ただし常駐開発をやっているかどうかについては勤務場所や勤務時間の記載から判別できる場合もあります。またははっきりと客先常駐やってますとか、SESやってますとか書いてある場合もあります。
聞きたいことがあるならちゃんと聞きましょう
就職を検討している企業に対して聞きたいことがあるなら直接ちゃんと聞きましょう。少なくとも上で書いた下記3つは不明であればちゃんと聞いてください。
- 固定残業代が含まれているかどうか
- 裁量労働制かどうか
- 常駐開発を行っているかどうか
よくこれを言うと「そんなこと聞けません」とか言う学生がいますがちゃんと聞いてください。残業に関することなどは聞くとやる気がないと思われてしまうので聞いてはいけないなどと書いてある面接マニュアルのようなものもあるらしいのですが、こんなこと聞いたからといって面接で落とされたりしないので大丈夫です。少なくともまともな会社であればそんなことで落としたり絶対にしません。むしろ、
それで落とされるようならその会社にはいかなくて正解!
聞かないで事実を知らないまま入社して「こんなはずじゃなかった」とならないように聞くべきことはしっかりと質問しましょう。
それでも間違ってブラック企業に入ってしまったら?
求職者へ嘘の説明をしたり都合の悪いことを隠したりする悪質なブラック企業も中にはあるかもしれません。どんなに気をつけていても間違ってブラック企業に入ってしまうこともあるでしょう。

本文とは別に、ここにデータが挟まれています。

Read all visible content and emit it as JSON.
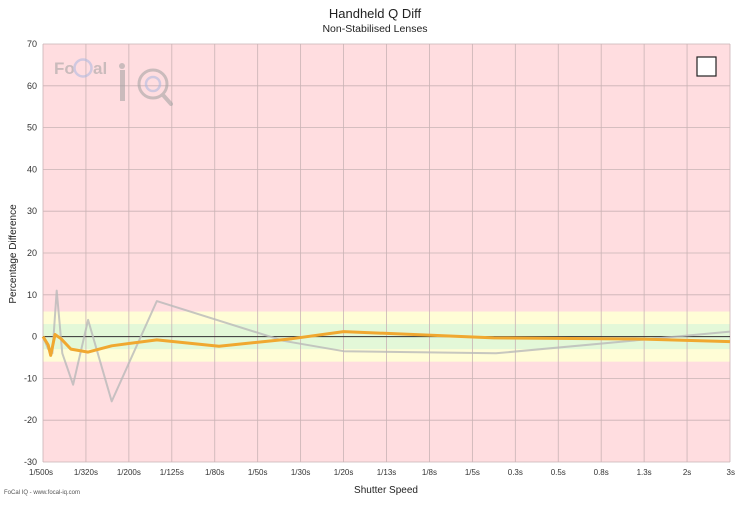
{
  "chart_data": {
    "type": "line",
    "title": "Handheld Q Diff",
    "subtitle": "Non-Stabilised Lenses",
    "xlabel": "Shutter Speed",
    "ylabel": "Percentage Difference",
    "ylim": [
      -30,
      70
    ],
    "yticks": [
      -30,
      -20,
      -10,
      0,
      10,
      20,
      30,
      40,
      50,
      60,
      70
    ],
    "xlim": [
      0,
      16
    ],
    "categories": [
      "1/500s",
      "1/320s",
      "1/200s",
      "1/125s",
      "1/80s",
      "1/50s",
      "1/30s",
      "1/20s",
      "1/13s",
      "1/8s",
      "1/5s",
      "0.3s",
      "0.5s",
      "0.8s",
      "1.3s",
      "2s",
      "3s"
    ],
    "grid": true,
    "bands": [
      {
        "from": -30,
        "to": 70,
        "color": "#ffdde0"
      },
      {
        "from": -6,
        "to": 6,
        "color": "#fffdd6"
      },
      {
        "from": -3,
        "to": 3,
        "color": "#e3f8d8"
      }
    ],
    "zero_line_color": "#333333",
    "series": [
      {
        "color": "#b9b9b9",
        "x": [
          0,
          0.12,
          0.22,
          0.32,
          0.45,
          0.7,
          1.05,
          1.6,
          2.65,
          5.6,
          7.0,
          10.55,
          16.0
        ],
        "y": [
          0,
          -3,
          -4,
          11,
          -4,
          -11.5,
          4,
          -15.5,
          8.5,
          -1,
          -3.5,
          -4,
          1.2
        ]
      },
      {
        "color": "#f0a830",
        "x": [
          0,
          0.12,
          0.18,
          0.28,
          0.42,
          0.65,
          1.05,
          1.6,
          2.65,
          4.1,
          5.8,
          7.0,
          10.5,
          14.0,
          16.0
        ],
        "y": [
          0,
          -2,
          -4.5,
          0.5,
          -0.5,
          -3,
          -3.7,
          -2.2,
          -0.8,
          -2.3,
          -0.5,
          1.2,
          -0.3,
          -0.6,
          -1.2
        ]
      }
    ],
    "legend": "top-right"
  },
  "footer": {
    "credit": "FoCal IQ - www.focal-iq.com"
  },
  "colors": {
    "logo_blue": "#aab8e0",
    "logo_gray": "#a0a0a0"
  }
}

でも気にすることはありません。人間誰しもミスをすることはあります。間違ってブラック企業に入ってしまったら速やかに転職活動をすれば問題ありません。
今は人材不足の時代ですので不幸にもブラック企業に入ってしまったとしても、転職活動も比較的速やかに進むのではないでしょうか。また定年まで一つの会社に務めることが当たり前な終身雇用の時代でもありませんから、一度の失敗くらいで気に病む必要はありません。
大事なことはブラック企業に対して「ノー!」を突きつけて、ブラック企業に対して反省して自らの行いを改めてもらうチャンスを与えることだと思います。元ブラック企業経営者としてそれはとても大事なことだと思います。それでも反省しないブラック企業には市場から撤退していただく。
最近では「内定」という言葉を今の時期に使ってはいけないとかで、「合格」という変わった言葉で内定を学生に伝えるそうですね。無意味なので普通に言えばいいのに。w
今日は日本次世代企業普及機構の方がアクシアの取り組みについてインタビューしていただけるとのことで夕方からインタビューを受けます。ホームページに掲載していただけるとのことなので掲載されたらまたお知らせしたいと思います。